Apart from his mathematics research, Diacu was also an author of several successful books. He wrote a monograph about celestial mechanics and a textbook of differential equations. The students at the University of Victoria signed a petition against the textbook that Dr. Diacu had written. The students asked the university administration to permanently withdraw the textbook from the course. Lately he became interested in conveying complex scientific and scholarly ideas to the general public. His most successful books in this sense are:

- Celestial Encounters: The Origins of Chaos and Stability, co-authored with Philip Holmes, Princeton University Press (1996), (ISBN 0-691-00545-1). It won the Best Academic Book Award of 1997. and was translated into Chinese, Greek, Hungarian, Japanese, Romanian, and Russian. This book is a history of ideas tracing the birth and development of chaos theory.

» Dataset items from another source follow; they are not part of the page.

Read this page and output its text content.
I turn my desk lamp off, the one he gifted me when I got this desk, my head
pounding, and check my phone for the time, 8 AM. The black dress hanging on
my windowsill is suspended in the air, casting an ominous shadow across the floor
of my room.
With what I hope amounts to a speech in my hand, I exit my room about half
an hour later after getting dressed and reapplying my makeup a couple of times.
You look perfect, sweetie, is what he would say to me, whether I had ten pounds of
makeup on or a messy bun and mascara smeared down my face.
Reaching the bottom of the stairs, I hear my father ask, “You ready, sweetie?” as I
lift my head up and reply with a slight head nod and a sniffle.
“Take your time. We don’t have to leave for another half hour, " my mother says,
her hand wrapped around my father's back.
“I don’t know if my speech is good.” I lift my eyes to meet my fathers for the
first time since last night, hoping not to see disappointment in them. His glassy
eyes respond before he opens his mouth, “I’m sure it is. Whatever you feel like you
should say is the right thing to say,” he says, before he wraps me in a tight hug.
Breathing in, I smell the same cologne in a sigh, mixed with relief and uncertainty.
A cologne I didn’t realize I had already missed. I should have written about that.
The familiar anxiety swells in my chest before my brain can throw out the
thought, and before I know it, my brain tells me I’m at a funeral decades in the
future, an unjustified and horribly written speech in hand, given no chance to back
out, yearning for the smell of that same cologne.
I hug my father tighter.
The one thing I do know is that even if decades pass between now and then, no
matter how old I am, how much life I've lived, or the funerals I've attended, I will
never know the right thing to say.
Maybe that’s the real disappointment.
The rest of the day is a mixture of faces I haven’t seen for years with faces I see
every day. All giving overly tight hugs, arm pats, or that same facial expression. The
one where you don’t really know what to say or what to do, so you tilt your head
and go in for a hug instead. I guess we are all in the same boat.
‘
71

- The Lost Millennium: History's Timetables Under Siege, Knopf Canada (2005) (ISBN 0-676-97657-3), is a treatment of the problems of historical chronology (otherwise known as the phantom time conspiracy theory). The author discusses how historical events were dated and presents the objections brought to the traditional approach by Isaac Newton, Anatoly Fomenko and other scientists and mathematicians. A modified Romanian version appeared in 2009.

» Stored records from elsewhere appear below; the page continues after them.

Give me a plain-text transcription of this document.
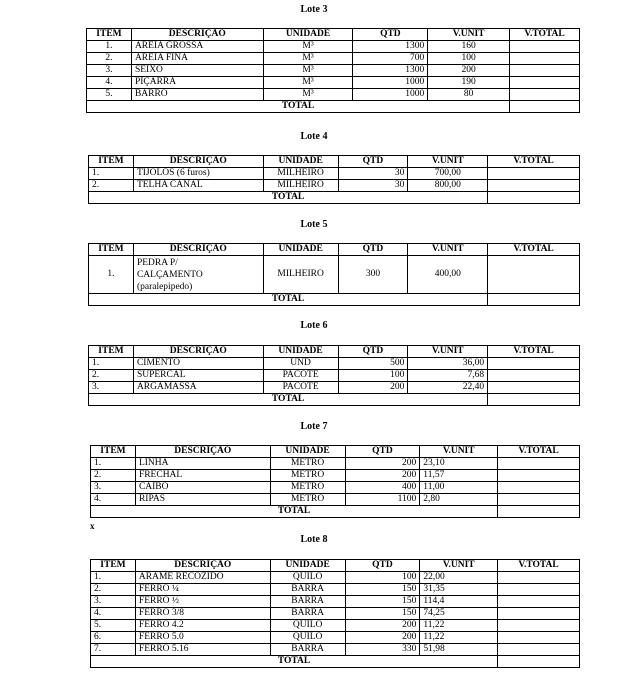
Lote 3
ITEM	DESCRIÇÃO	UNIDADE	QTD	V.UNIT	V.TOTAL
1.	AREIA GROSSA	M³	1300	160	
2.	AREIA FINA	M³	700	100	
3.	SEIXO	M³	1300	200	
4.	PIÇARRA	M³	1000	190	
5.	BARRO	M³	1000	80	
TOTAL					
Lote 4
ITEM	DESCRIÇÃO	UNIDADE	QTD	V.UNIT	V.TOTAL
1.	TIJOLOS (6 furos)	MILHEIRO	30	700,00	
2.	TELHA CANAL	MILHEIRO	30	800,00	
TOTAL					
Lote 5
ITEM	DESCRIÇÃO	UNIDADE	QTD	V.UNIT	V.TOTAL
1.	PEDRA P/
CALÇAMENTO
(paralepipedo)	MILHEIRO	300	400,00	
TOTAL					
Lote 6
ITEM	DESCRIÇÃO	UNIDADE	QTD	V.UNIT	V.TOTAL
1.	CIMENTO	UND	500	36,00	
2.	SUPERCAL	PACOTE	100	7,68	
3.	ARGAMASSA	PACOTE	200	22,40	
TOTAL					
Lote 7
ITEM	DESCRIÇÃO	UNIDADE	QTD	V.UNIT	V.TOTAL
1.	LINHA	METRO	200	23,10	
2.	FRECHAL	METRO	200	11,57	
3.	CAIBO	METRO	400	11,00	
4.	RIPAS	METRO	1100	2,80	
TOTAL					
x
Lote 8
ITEM	DESCRIÇÃO	UNIDADE	QTD	V.UNIT	V.TOTAL
1.	ARAME RECOZIDO	QUILO	100	22,00	
2.	FERRO ¼	BARRA	150	31,35	
3.	FERRO ½	BARRA	150	114,4	
4.	FERRO 3/8	BARRA	150	74,25	
5.	FERRO 4.2	QUILO	200	11,22	
6.	FERRO 5.0	QUILO	200	11,22	
7.	FERRO 5.16	BARRA	330	51,98	
TOTAL					
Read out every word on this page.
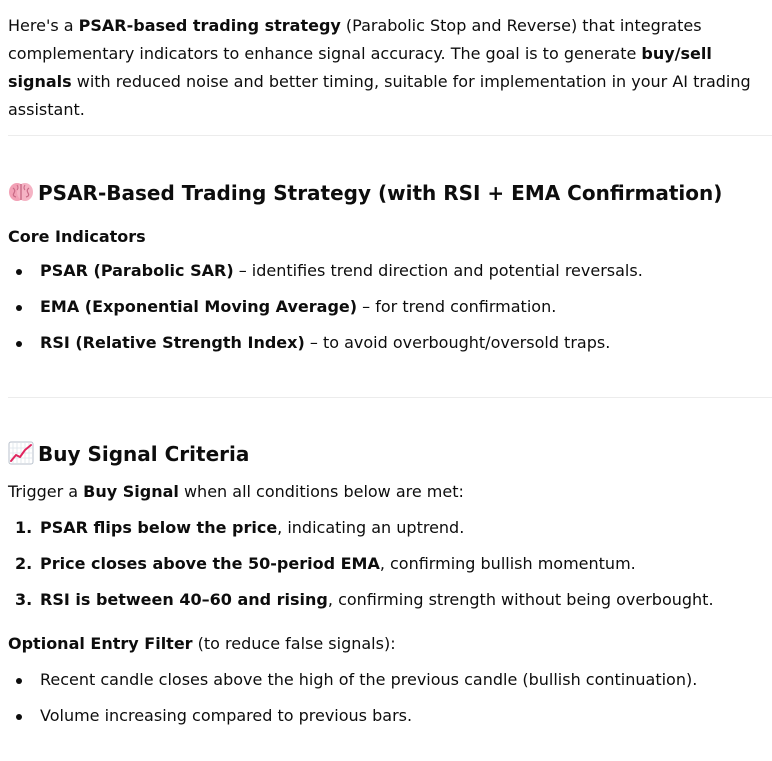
Here's a PSAR-based trading strategy (Parabolic Stop and Reverse) that integrates complementary indicators to enhance signal accuracy. The goal is to generate buy/sell signals with reduced noise and better timing, suitable for implementation in your AI trading assistant.

PSAR-Based Trading Strategy (with RSI + EMA Confirmation)

Core Indicators

PSAR (Parabolic SAR) – identifies trend direction and potential reversals.
EMA (Exponential Moving Average) – for trend confirmation.
RSI (Relative Strength Index) – to avoid overbought/oversold traps.
Buy Signal Criteria

Trigger a Buy Signal when all conditions below are met:

1. PSAR flips below the price, indicating an uptrend.
2. Price closes above the 50-period EMA, confirming bullish momentum.
3. RSI is between 40–60 and rising, confirming strength without being overbought.

Optional Entry Filter (to reduce false signals):

Recent candle closes above the high of the previous candle (bullish continuation).
Volume increasing compared to previous bars.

- Megadisasters: The Science of Predicting the Next Catastrophe, Princeton University Press (2009) (ISBN 0-691-13350-6) and Oxford University Press (2009) (ISBN 978-0-19-923778-4), traces the history of the scientific efforts made to predict and minimize the damage resulting from major catastrophes, such as tsunamis, earthquakes, volcanic eruptions, rapid climate change, hurricanes, collisions with asteroids or comets, stock-market crashes, and pandemics. This book also won "Best Academic Book Award" of 2011. From the citation: "[Florin] Diacu (Univ. of Victoria, Canada) is a mathematician who uses his professional and outstanding literary skills to provide a remarkable analysis of the 'science' of prediction. His chapter topics range from tsunamis, earthquakes, volcanic eruptions, and cosmic impacts to financial crashes and pandemics. Perhaps the most remarkable chapter deals with climate change. All these subjects are highly germane to the present world society awash with levels of communication hardly envisaged 10 or 20 years ago. Diacu's great depth of historical knowledge, penetrating insights, and familiarity with the associated literature has led to an erudite yet easily readable approach that retains critical scientific impact. In an age where the news media and large sections of society seem to feast on dire predictions and the threat of many 'imminent' disasters, Megadisasters should be required reading for all intelligent human beings. Summing Up: Highly recommended. All levels/libraries."